“Pooh, what can he do, pray?” said Miss Grantham scornfully. “To be sure, he flew into as black a temper as my own, and took no pains to conceal it from me. I was excessively glad to see him so angry! He said—about Ormskirk—Oh, if I were a man, to be able to call him out, and run him through, and through, and through!”
Lady Bellingham, who appeared quite shattered, said feebly that you could not run a man through three times. “At least, I don’t think so,” she added. “Of course, I never was present at a duel, but there are always seconds, you know, and they would be bound to stop you.”
“Nobody would stop me!” declared Miss Grantham bloodthirstily. “I would like to carve him into mincemeat!”
“Oh dear, I can’t think where you get such unladylike notions!” sighed her aunt. “I do trust that you did not say it?”
“No, I said that I thought I should make Adrian a famous wife. That made him angrier than ever. I thought he might very likely strangle me. However, he did not. He asked me what figure I set upon myself.”

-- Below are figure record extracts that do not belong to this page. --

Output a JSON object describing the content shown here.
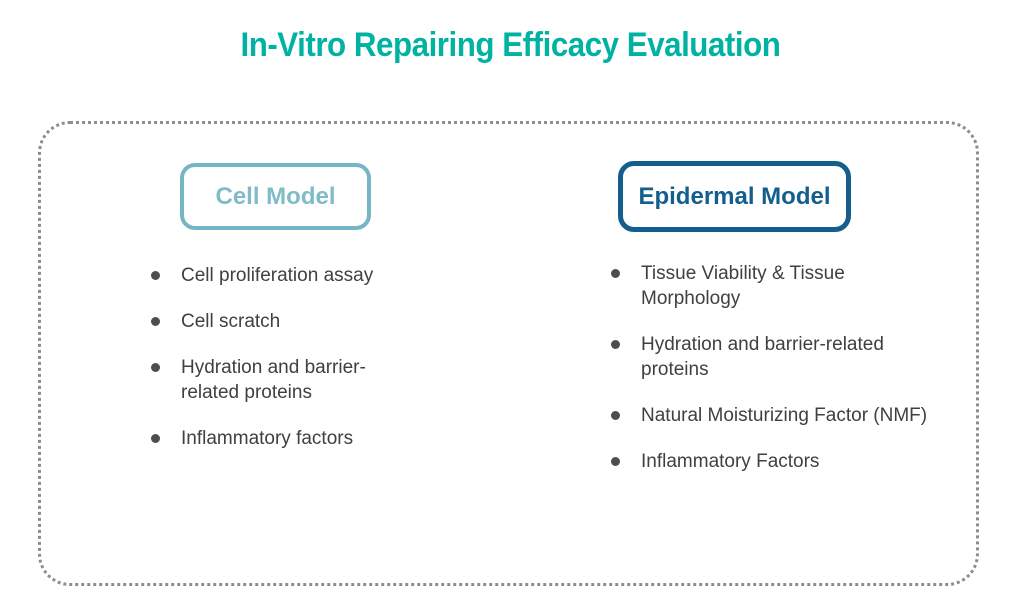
{
  "title": "In-Vitro Repairing Efficacy Evaluation",
  "colors": {
    "title_teal": "#00b2a2",
    "cell_model_teal": "#74b6c3",
    "epidermal_model_blue": "#135e8d",
    "body_text_gray": "#404040",
    "dotted_border_gray": "#8d8d8d"
  },
  "columns": [
    {
      "header": "Cell Model",
      "items": [
        "Cell proliferation assay",
        "Cell scratch",
        "Hydration and barrier-related proteins",
        "Inflammatory factors"
      ]
    },
    {
      "header": "Epidermal Model",
      "items": [
        "Tissue Viability & Tissue Morphology",
        "Hydration and barrier-related proteins",
        "Natural Moisturizing Factor (NMF)",
        "Inflammatory Factors"
      ]
    }
  ]
}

Lady Bellingham showed a flicker of hope. “And what answer did you make to that, Deb?”
“I said I should be very green to accept less than twenty thousand!”
“Less than—My love, where are my smelling-salts? I do not feel at all the thing! Twenty thousand! It is a fortune! He must have thought you had taken leave of your senses!”
“Very likely, but he said he would pay me twenty thousand if I would release Adrian.”
Lady Bellingham sank back in her chair, holding the vinaigrette to her nose.